I worked at the Co-op, for a handful of years, part-time, and honestly didn’t love it in the end. I’d always been one of those employees with glowing reviews, typically in leadership positions, but that was before I became a parent; and this was one of my first times as an hourly employee.  In many ways, I didn’t like how I was treated, and I thought to myself, even though I’m not a professional, I deserve respect.

I went to the management because I cared about the Co-op and wanted it to be an exceptionally good place to work; and they listened. Alex listened. Another manager stepped in on my behalf, and I felt heard and supported. But ultimately, I chose to leave, because little changed in my department, and despite my writing to Human Resources, no one seemed to care. (Lots of people left before me, and lots would leave after.)
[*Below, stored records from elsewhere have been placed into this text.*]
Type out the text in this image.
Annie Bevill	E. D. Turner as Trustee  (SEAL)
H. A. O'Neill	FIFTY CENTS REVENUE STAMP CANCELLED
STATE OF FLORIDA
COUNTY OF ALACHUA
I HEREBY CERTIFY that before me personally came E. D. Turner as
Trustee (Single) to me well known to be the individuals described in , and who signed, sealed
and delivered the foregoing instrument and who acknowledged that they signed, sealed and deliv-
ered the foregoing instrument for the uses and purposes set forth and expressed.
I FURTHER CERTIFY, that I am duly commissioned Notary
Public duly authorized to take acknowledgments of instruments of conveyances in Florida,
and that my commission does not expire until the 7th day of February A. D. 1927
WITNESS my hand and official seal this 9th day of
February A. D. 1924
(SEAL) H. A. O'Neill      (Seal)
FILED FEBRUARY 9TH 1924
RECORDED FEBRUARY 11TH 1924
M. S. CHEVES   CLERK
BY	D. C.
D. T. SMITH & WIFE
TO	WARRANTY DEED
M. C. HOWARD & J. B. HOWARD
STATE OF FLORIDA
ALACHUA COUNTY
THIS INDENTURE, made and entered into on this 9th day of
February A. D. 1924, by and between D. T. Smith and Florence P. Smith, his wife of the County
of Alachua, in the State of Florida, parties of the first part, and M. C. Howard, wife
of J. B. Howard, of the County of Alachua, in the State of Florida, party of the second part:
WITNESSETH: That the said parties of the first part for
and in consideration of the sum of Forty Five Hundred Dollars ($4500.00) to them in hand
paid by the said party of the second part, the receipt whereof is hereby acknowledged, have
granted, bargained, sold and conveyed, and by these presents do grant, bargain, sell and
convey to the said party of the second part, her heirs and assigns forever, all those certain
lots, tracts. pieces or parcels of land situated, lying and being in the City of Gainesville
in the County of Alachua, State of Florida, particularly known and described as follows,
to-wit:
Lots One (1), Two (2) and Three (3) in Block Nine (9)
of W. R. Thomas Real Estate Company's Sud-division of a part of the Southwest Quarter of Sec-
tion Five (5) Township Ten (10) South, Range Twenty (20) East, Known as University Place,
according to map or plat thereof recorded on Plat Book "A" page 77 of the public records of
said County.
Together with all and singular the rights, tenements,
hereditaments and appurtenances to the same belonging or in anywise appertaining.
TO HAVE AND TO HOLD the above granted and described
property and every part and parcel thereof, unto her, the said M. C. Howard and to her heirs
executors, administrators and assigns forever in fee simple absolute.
I think it’s a worthy cause to look at the work place issues that surrounded this tragedy. I really do. I think it’s okay to air the dirty laundry. But I think it’s misguided to give so much attention to explaining what led to Richard’s action–on the outside, when to me it has everything to do with what was going on inside–of him. (And I think it’s odd that a smiling photo of him highlights it all.)

As someone who wrote profusely about the tragedy, I was approached by many who wanted to confide their views (on and off the record.) I heard how terrible it was to work with Michael. I heard how terrible it was to work with Richard. I heard how terrible it was to work at the Co-op. I heard how wonderful the Co-op was.

The only thing in my mind that was definitive was: Richard’s act and Michael’s death.

The editor of the Commons asks, What can we learn?

What I learned is that we each need to be responsible for what eats us up inside.